I cannot truly put into words the gratitude that my heart has felt these last two weeks as I continue to process those extremely intense moments leading up to Jude’s birth and the moments of seeing my little man with all the tubes and wires on his tiny body when I nursed him for the first time in the NICU (of which his stay was brief at only five hours total). Truly, the Lord was so incredibly merciful to us that day. What the enemy meant for evil, God turned it for good, and our sweet Jude’s life was spared all for God’s glory.

I can’t help but see God’s providential hand from the beginning of my pregnancy with the birth center dropping our insurance so that I had to give birth at a hospital instead, to the very end with my water breaking to initiate labor to see that there was meconium in the fluid so that the NICU was ready and on-hand just in case.

Nothing with God is coincidence or happenstance; He is sovereign and in control of every detail in our life, guiding our every step. His work in our lives is providential through and through, and He causes all things to work out for our good and for His glory.

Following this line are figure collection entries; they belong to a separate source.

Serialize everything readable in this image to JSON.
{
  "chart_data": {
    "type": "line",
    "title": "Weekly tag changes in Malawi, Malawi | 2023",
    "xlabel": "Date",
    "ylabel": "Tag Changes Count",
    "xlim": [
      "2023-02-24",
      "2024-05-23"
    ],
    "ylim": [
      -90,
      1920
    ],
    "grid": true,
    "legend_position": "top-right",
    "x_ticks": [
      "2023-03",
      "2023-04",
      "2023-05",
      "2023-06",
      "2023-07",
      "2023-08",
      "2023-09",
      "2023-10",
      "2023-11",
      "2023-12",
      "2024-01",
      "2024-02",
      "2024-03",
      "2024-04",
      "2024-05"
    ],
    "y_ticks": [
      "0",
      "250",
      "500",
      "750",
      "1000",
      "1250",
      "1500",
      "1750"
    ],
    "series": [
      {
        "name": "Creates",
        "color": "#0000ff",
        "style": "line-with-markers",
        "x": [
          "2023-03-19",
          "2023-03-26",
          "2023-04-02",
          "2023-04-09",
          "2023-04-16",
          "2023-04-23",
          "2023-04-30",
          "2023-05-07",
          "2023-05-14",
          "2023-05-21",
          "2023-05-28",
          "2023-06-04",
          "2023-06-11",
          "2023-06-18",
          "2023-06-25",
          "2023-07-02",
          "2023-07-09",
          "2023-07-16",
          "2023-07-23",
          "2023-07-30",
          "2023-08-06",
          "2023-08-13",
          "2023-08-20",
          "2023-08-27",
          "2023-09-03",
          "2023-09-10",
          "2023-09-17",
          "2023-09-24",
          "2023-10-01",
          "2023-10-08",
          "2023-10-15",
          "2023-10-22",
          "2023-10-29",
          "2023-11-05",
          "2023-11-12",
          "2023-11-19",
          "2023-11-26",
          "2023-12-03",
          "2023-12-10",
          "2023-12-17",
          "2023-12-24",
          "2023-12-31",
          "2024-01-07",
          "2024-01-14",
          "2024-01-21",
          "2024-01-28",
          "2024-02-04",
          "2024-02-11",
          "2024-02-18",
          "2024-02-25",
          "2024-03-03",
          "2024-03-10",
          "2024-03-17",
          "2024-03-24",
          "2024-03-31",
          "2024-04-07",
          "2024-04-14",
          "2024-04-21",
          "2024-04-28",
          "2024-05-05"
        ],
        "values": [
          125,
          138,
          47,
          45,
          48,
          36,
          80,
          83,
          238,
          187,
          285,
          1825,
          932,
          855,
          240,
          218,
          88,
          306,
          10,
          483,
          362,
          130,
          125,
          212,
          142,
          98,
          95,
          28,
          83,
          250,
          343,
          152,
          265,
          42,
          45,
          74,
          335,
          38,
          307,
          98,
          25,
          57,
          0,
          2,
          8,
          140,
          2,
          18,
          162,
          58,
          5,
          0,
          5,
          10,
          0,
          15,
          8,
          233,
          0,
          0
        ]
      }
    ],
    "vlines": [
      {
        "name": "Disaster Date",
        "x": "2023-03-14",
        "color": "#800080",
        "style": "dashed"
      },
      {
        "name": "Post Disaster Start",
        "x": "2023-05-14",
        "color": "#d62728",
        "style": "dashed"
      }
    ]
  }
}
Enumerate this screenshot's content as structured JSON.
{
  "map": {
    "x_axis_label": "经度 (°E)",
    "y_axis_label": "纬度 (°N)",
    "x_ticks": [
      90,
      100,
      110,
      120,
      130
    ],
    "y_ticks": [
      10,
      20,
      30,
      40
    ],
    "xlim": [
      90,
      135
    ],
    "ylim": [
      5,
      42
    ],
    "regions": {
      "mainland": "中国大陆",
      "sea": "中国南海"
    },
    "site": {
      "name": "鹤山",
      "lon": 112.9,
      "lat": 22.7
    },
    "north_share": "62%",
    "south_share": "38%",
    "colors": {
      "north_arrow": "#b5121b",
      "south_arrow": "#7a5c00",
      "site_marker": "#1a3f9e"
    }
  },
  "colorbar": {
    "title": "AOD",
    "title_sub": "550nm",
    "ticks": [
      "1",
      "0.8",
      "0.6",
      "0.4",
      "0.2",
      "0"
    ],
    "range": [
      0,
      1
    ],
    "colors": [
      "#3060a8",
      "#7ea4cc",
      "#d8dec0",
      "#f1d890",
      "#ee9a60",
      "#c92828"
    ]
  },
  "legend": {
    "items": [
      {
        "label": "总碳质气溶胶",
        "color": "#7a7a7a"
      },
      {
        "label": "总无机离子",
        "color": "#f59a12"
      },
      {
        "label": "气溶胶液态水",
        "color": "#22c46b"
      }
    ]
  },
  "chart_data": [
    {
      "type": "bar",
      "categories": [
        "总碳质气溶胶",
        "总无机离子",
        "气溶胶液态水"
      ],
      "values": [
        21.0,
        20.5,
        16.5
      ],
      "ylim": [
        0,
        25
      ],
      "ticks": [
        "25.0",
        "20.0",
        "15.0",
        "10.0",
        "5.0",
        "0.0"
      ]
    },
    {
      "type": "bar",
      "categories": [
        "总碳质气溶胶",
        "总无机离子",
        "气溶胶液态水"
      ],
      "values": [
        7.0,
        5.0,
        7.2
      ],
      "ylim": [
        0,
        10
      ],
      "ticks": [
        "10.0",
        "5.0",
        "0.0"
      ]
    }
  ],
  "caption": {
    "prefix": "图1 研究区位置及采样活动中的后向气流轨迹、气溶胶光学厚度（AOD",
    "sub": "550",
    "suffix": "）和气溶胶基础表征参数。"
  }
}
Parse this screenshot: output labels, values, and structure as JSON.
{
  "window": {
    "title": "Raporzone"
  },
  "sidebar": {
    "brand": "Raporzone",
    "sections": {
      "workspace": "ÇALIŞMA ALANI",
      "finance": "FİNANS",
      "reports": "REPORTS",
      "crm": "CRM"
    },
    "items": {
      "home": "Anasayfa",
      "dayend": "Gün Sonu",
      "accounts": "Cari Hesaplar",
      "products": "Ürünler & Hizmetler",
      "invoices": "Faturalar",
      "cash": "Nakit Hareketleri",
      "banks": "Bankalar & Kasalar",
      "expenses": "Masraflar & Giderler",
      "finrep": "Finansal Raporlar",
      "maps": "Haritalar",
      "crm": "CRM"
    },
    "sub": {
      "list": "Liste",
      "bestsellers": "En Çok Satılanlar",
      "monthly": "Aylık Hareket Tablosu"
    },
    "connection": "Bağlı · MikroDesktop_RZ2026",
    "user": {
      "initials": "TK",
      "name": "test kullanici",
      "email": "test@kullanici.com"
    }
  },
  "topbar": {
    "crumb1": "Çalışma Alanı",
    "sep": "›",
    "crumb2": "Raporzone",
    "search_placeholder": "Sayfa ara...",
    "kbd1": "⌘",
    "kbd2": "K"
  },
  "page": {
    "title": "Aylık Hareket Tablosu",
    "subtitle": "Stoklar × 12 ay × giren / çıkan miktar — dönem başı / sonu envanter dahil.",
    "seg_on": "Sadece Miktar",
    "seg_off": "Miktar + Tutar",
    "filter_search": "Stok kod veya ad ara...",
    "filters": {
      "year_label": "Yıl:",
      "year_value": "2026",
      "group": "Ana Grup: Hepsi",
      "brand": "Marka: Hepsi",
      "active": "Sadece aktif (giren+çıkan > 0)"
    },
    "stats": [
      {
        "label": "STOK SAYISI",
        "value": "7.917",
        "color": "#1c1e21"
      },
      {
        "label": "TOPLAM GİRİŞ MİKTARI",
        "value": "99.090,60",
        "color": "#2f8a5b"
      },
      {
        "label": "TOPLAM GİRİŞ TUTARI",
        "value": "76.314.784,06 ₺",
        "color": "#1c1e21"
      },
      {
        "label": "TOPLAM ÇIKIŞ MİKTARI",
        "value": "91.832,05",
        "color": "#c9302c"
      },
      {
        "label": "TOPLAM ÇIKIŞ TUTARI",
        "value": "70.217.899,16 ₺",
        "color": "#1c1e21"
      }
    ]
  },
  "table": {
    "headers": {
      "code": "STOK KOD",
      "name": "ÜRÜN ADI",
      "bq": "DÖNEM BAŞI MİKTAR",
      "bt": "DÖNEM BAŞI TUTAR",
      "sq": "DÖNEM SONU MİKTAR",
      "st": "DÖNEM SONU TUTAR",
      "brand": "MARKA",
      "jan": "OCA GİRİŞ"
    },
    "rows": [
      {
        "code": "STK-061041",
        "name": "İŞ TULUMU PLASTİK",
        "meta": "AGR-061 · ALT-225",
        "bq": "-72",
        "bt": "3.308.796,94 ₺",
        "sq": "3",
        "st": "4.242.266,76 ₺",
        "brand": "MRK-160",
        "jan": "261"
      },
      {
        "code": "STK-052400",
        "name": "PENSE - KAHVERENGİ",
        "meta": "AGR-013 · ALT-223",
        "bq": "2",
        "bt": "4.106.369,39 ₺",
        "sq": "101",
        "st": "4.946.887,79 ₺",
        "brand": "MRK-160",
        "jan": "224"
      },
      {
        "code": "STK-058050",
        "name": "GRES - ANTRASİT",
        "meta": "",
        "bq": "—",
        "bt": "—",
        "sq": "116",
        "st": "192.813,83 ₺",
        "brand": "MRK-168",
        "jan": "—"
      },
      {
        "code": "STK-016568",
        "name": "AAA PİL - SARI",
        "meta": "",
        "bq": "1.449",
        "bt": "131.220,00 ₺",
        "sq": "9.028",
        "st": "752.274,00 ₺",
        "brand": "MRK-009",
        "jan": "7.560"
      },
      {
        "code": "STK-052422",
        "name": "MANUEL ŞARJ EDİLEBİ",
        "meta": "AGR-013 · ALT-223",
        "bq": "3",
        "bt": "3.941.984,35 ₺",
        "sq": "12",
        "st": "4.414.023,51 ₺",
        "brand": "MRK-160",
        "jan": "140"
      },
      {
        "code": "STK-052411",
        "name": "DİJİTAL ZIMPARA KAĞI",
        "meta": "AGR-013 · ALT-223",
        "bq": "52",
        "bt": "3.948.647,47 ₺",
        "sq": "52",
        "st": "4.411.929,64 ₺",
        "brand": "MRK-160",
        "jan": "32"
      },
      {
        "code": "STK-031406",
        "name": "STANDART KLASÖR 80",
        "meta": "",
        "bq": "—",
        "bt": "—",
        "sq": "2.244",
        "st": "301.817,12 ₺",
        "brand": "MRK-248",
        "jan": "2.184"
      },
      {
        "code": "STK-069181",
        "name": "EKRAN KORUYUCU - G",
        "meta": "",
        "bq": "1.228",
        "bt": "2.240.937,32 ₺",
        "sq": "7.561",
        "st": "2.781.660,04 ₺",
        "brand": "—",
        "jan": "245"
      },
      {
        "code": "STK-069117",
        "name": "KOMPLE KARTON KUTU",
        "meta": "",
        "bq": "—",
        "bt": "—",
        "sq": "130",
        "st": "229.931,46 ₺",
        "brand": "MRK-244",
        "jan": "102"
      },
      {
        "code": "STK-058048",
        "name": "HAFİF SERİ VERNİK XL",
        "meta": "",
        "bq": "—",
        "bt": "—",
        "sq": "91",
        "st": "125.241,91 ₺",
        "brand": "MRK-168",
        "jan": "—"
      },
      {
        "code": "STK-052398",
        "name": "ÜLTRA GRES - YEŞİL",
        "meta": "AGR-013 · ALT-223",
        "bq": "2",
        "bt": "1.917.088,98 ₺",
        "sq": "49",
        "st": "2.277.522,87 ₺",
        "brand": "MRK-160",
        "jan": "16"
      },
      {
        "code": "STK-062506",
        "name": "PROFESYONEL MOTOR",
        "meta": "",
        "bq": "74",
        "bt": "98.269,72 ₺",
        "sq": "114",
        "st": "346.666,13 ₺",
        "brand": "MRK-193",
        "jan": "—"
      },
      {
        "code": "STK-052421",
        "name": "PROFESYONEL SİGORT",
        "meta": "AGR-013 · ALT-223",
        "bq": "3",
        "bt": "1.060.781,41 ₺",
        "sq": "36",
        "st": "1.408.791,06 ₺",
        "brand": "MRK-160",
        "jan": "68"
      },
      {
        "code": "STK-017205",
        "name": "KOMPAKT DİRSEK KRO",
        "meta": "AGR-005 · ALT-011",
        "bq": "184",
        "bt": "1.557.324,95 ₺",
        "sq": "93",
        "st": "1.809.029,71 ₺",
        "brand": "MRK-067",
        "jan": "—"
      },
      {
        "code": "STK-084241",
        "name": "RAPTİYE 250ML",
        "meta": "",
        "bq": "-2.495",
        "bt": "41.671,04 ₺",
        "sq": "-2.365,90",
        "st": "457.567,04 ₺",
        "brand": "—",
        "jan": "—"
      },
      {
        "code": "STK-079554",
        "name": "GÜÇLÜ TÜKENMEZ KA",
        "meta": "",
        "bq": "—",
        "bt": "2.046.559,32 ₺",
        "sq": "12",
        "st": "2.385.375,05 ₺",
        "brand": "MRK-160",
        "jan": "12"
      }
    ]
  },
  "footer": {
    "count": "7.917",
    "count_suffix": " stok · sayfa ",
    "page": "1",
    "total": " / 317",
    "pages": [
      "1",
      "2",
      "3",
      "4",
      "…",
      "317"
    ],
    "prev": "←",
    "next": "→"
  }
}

“And we know that God causes all things to work together for good to those who love God, to those who are called according to His purpose.”

Romans 8:28, NASB

After this life-changing experience, this verse is having a profound impact upon my heart as I continue to reflect on the goodness and faithfulness of God.

We serve a mighty God who is completely sovereign over all things in our lives. Because of that, He can be trusted.

Thank you, Lord, for our newest arrow, Jude Samuel, who will one day be sent out into the world to tell others of Your great love and share the Gospel wherever You send him. May we raise Him to testify of Your goodness and give You the glory You deserve, all the days of his life.